Objective: To explore the identification method and optimal breeding method of caveolin-1 gene knockout mice, and to provide an ideal animal model for in-depth study of the role of caveolin-1 in the repair of cerebral ischemia injury.
Methods: The introduced caveolin-1 gene knockout mice were raised in SPF-level laboratories, and the genomic DNA of rat tail tissues was extracted by boiling and lysis method, and the genotype was detected by PCR reaction based on the primer sequence provided by the Jackson Laboratory in the United States , Using caveolin-1+/- heterozygous crosses, heterozygous and caveolin-1-/- homozygous crosses (orthogonal and reverse crosses), and homozygous crosses 4 different mating methods to observe the conception of parental mice Rate, appearance characteristics and homozygous rate of offspring mice.
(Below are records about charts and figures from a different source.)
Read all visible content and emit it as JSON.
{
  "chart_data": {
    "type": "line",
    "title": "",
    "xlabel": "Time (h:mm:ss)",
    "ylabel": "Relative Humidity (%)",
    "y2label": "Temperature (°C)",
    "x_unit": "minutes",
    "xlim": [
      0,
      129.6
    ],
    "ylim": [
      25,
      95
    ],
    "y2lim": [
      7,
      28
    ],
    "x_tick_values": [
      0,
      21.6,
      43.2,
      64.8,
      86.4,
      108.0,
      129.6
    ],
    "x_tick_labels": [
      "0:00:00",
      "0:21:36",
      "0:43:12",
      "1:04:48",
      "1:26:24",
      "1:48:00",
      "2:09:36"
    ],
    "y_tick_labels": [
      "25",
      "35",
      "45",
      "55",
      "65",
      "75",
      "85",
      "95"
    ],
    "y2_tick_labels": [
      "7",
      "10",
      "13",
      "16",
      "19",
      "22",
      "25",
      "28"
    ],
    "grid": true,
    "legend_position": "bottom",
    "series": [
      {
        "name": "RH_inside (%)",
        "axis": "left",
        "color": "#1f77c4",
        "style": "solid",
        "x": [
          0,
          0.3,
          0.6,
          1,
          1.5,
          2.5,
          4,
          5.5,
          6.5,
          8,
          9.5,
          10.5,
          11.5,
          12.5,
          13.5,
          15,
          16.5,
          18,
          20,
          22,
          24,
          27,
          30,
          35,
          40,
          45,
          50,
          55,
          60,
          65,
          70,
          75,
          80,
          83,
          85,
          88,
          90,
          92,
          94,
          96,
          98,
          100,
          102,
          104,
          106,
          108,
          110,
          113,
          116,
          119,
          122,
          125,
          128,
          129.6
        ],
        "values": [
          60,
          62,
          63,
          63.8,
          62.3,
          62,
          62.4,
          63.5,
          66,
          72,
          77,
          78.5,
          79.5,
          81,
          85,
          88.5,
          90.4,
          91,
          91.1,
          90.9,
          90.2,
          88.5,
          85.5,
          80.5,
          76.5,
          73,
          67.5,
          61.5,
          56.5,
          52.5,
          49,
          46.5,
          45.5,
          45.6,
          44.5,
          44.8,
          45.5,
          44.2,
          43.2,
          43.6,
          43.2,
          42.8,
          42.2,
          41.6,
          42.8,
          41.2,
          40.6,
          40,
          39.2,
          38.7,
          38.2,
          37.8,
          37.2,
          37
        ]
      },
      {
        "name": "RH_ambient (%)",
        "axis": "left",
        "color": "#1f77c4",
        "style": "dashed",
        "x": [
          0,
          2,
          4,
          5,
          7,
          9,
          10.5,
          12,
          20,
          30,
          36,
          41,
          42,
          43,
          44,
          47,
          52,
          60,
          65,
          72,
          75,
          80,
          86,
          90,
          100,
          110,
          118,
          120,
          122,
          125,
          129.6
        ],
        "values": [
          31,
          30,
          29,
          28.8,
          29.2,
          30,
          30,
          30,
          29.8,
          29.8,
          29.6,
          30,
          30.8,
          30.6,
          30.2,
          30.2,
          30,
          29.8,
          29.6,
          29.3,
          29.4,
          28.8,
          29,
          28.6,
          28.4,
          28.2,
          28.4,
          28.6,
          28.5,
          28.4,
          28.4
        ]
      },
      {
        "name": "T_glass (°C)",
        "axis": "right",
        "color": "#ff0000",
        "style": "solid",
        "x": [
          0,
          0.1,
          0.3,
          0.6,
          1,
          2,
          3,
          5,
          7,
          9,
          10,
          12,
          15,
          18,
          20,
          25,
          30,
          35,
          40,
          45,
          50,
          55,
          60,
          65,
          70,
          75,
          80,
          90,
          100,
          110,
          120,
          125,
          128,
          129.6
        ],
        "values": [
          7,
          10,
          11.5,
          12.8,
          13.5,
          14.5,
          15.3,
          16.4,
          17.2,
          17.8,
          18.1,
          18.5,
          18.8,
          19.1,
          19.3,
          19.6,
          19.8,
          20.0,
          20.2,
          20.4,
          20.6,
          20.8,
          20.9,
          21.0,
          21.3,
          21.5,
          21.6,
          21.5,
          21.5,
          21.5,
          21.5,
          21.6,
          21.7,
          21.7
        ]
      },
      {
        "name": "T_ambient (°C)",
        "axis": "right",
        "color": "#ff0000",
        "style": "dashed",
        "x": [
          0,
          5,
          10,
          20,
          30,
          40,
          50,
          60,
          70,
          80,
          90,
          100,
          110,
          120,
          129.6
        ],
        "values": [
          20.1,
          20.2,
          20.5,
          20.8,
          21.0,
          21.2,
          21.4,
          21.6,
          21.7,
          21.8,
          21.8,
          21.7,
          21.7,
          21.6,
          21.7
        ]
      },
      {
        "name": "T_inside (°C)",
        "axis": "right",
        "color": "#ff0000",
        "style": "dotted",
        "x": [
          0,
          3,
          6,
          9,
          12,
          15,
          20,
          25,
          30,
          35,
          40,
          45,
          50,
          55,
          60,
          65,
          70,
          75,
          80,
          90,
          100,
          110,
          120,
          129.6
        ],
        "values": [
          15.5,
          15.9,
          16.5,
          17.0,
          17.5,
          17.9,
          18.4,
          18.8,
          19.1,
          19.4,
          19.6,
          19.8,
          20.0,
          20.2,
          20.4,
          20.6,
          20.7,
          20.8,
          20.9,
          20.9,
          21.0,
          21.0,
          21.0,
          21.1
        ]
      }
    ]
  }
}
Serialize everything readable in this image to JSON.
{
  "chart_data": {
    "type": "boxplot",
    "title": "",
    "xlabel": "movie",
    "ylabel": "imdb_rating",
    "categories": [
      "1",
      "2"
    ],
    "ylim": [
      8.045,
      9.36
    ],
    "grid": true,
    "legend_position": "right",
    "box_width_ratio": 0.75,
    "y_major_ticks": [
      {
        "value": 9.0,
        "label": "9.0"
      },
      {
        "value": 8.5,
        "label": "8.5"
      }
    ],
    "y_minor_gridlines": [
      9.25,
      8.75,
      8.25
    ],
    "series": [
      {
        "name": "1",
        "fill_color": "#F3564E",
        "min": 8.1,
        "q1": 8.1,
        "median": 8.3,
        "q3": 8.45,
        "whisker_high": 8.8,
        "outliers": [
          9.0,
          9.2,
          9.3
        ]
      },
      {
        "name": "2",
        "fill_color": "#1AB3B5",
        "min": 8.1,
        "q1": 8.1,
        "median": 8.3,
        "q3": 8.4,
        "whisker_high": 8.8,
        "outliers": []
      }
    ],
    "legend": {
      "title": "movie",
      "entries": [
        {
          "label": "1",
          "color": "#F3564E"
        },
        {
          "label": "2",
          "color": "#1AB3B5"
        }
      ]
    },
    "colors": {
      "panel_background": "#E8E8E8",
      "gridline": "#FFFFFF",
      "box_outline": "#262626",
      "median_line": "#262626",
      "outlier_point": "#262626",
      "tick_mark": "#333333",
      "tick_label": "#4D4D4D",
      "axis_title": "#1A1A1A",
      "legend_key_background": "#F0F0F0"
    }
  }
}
Results: Agarose gel electrophoresis showed that the molecular weights of PCR products were about 200 bp and 661 bp, which were consistent with the expected molecular weights of the target gene fragments. Different genotypes of caveolin-1 gene knockout mice were successfully identified; reproduction of different mating methods The results basically accorded with Mendelian genetic law, and female and male caveolin-1-/- homozygous mice had certain reproductive ability, and the appearance characteristics of the three different genotype mice had no obvious difference.
Conclusion: The boiling lysis method to extract genomic DNA and PCR method can quickly and reliably identify the genotype of caveolin-1 gene knockout mice; the breeding method combining caveolin-1 heterozygous mice and homozygous mutual crossing may be short-term A better way to get enough homozygous offspring and homologous wild offspring.